Sebagai difabel karena kelainan langka Friedreich's Ataxia saya sudah menyukai menulis sejak kecil. Dimulai menulis dari diary dan blog. Saya mulai menekuni dan mempelajari dunia literasi lebih dalam pada tahun 2015 dengan belajar melalui komunitas menulis online.
Saat Komunitas Sahabat Difabel mengadakan pelatihan jurnalistik di akhir tahun 2017 saya menyambut dengan gembira. Itu artinya saya bisa belajar secara langsung atau face to face. Awalnya pelatihan jurnalistik yang diadakan Komunitas Sahabat Difabel di Roemah Difabel dengan pembicara Mas Ari Chepi Pimpinan Redaksi asatu.id menjelaskan tentang teknik dasar menulis yaitu 1H dan 5 W yang terdiri dari How, What, Why, Who, When dan Where.
Tidak hanya menerangkan tentang teknik dasar menulis tapi juga teknik wawancara. Untuk membuat sebuah berita teknik dasarnya adalah 1H dan 5W, serta membuat sebuah liputan harus jelas, komplit dan berdasarkan fakta di lapangan. Kalau kita membuat berita tanpa adanya data-data yang akurat itu namanya jurnalistik ludah. Wah itu kali pertama saya belajar tentang cara menulis berita, karena biasanya saya menulis cerita fiksi.

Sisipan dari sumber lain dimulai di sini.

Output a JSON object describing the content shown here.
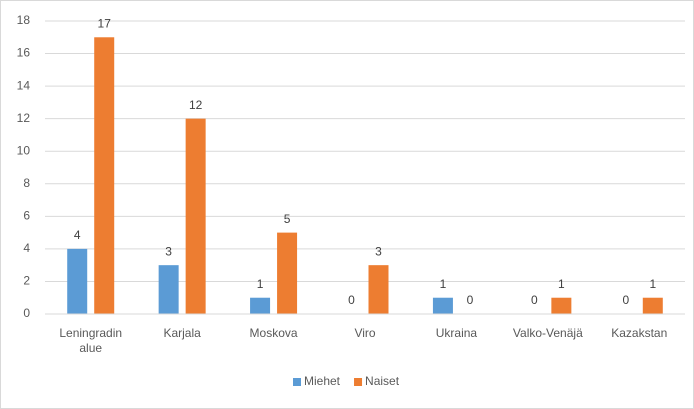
{
  "chart_data": {
    "type": "bar",
    "categories": [
      "Leningradin alue",
      "Karjala",
      "Moskova",
      "Viro",
      "Ukraina",
      "Valko-Venäjä",
      "Kazakstan"
    ],
    "series": [
      {
        "name": "Miehet",
        "color": "#5b9bd5",
        "values": [
          4,
          3,
          1,
          0,
          1,
          0,
          0
        ]
      },
      {
        "name": "Naiset",
        "color": "#ed7d31",
        "values": [
          17,
          12,
          5,
          3,
          0,
          1,
          1
        ]
      }
    ],
    "ylim": [
      0,
      18
    ],
    "yticks": [
      0,
      2,
      4,
      6,
      8,
      10,
      12,
      14,
      16,
      18
    ],
    "grid": true,
    "legend": "bottom"
  }
}
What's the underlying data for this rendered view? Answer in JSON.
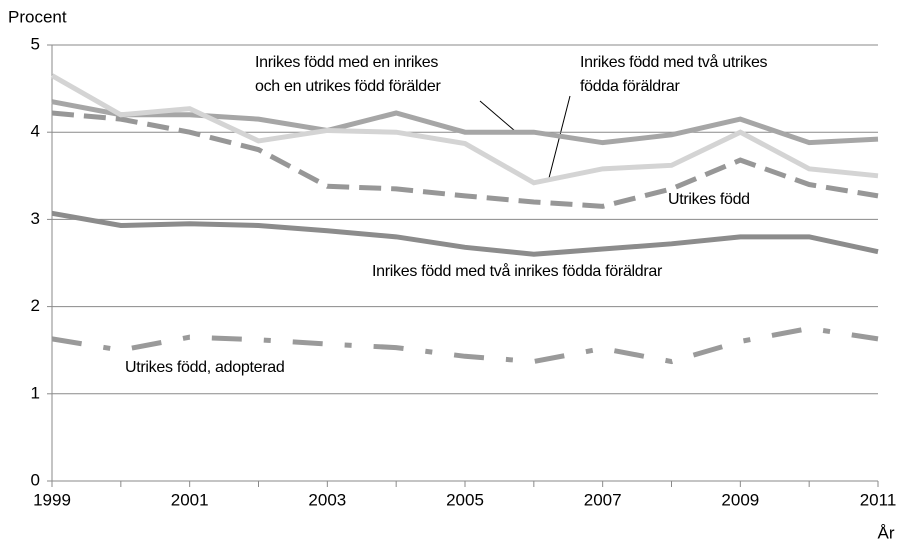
{
  "chart_data": {
    "type": "line",
    "y_label": "Procent",
    "x_label": "År",
    "x": [
      1999,
      2000,
      2001,
      2002,
      2003,
      2004,
      2005,
      2006,
      2007,
      2008,
      2009,
      2010,
      2011
    ],
    "xlim": [
      1999,
      2011
    ],
    "xticks": [
      1999,
      2001,
      2003,
      2005,
      2007,
      2009,
      2011
    ],
    "ylim": [
      0,
      5
    ],
    "yticks": [
      0,
      1,
      2,
      3,
      4,
      5
    ],
    "grid": true,
    "series": [
      {
        "name": [
          "Inrikes född med en inrikes",
          "och en utrikes född förälder"
        ],
        "color": "#a6a6a6",
        "dash": "solid",
        "values": [
          4.35,
          4.2,
          4.2,
          4.15,
          4.02,
          4.22,
          4.0,
          4.0,
          3.88,
          3.97,
          4.15,
          3.88,
          3.92
        ]
      },
      {
        "name": [
          "Inrikes född med två utrikes",
          "födda föräldrar"
        ],
        "color": "#d4d4d4",
        "dash": "solid",
        "values": [
          4.65,
          4.2,
          4.27,
          3.9,
          4.02,
          4.0,
          3.87,
          3.42,
          3.58,
          3.62,
          4.0,
          3.58,
          3.5
        ]
      },
      {
        "name": [
          "Utrikes född"
        ],
        "color": "#979797",
        "dash": "dashed",
        "values": [
          4.22,
          4.15,
          4.0,
          3.8,
          3.38,
          3.35,
          3.27,
          3.2,
          3.15,
          3.35,
          3.68,
          3.4,
          3.27
        ]
      },
      {
        "name": [
          "Inrikes född med två inrikes födda föräldrar"
        ],
        "color": "#8c8c8c",
        "dash": "solid",
        "values": [
          3.07,
          2.93,
          2.95,
          2.93,
          2.87,
          2.8,
          2.68,
          2.6,
          2.66,
          2.72,
          2.8,
          2.8,
          2.63
        ]
      },
      {
        "name": [
          "Utrikes född, adopterad"
        ],
        "color": "#9a9a9a",
        "dash": "dashdot",
        "values": [
          1.63,
          1.5,
          1.65,
          1.62,
          1.57,
          1.53,
          1.43,
          1.37,
          1.52,
          1.37,
          1.6,
          1.75,
          1.63
        ]
      }
    ]
  }
}
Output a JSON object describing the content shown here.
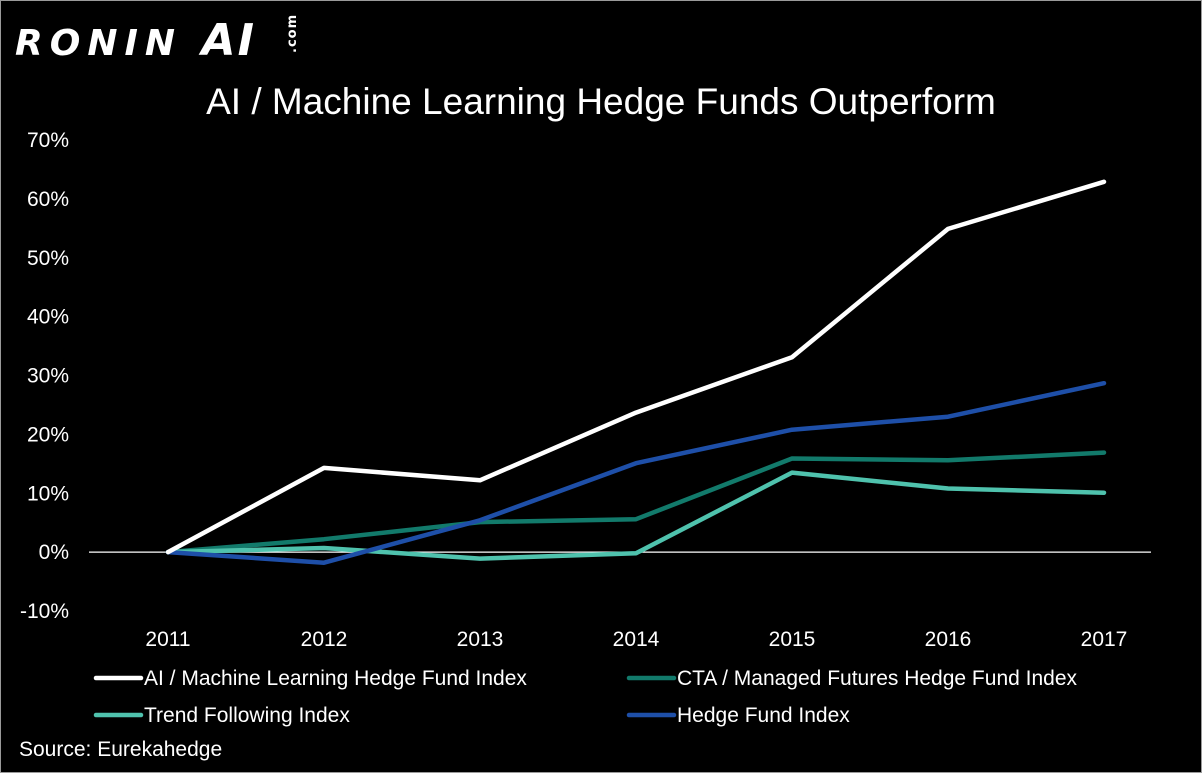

Untuk mempraktekkan apa yang sudah saya pelajari, Mas Ari memberi kesempatan untuk berkontribusi menjadi jurnalis. Dan beberapa hasil liputan saya sudah dimuat di Asatu. Untuk bisa lolos dan dimuat tentu saja tulisan harus dikurasi dulu, setelah dinyatakan layak baru di-publish.
Bukankah jika ada difabel yang menjadi jurnalis, bisa mengubah mindset masyarakat yang selama ini menganggap difabel tidak bisa apa-apa. Dalam era sekarang ini ruang dan kesempatan terbuka lebar buat siapa aja yang mampu dan mau untuk menjadi seorang jurnalis. Atau sedikit membuka wawasan masyarakat non difabel jika difabel itu hanya bisa mengerjakan hal yang berhubungan dengan jahit menjahit dan menyulam.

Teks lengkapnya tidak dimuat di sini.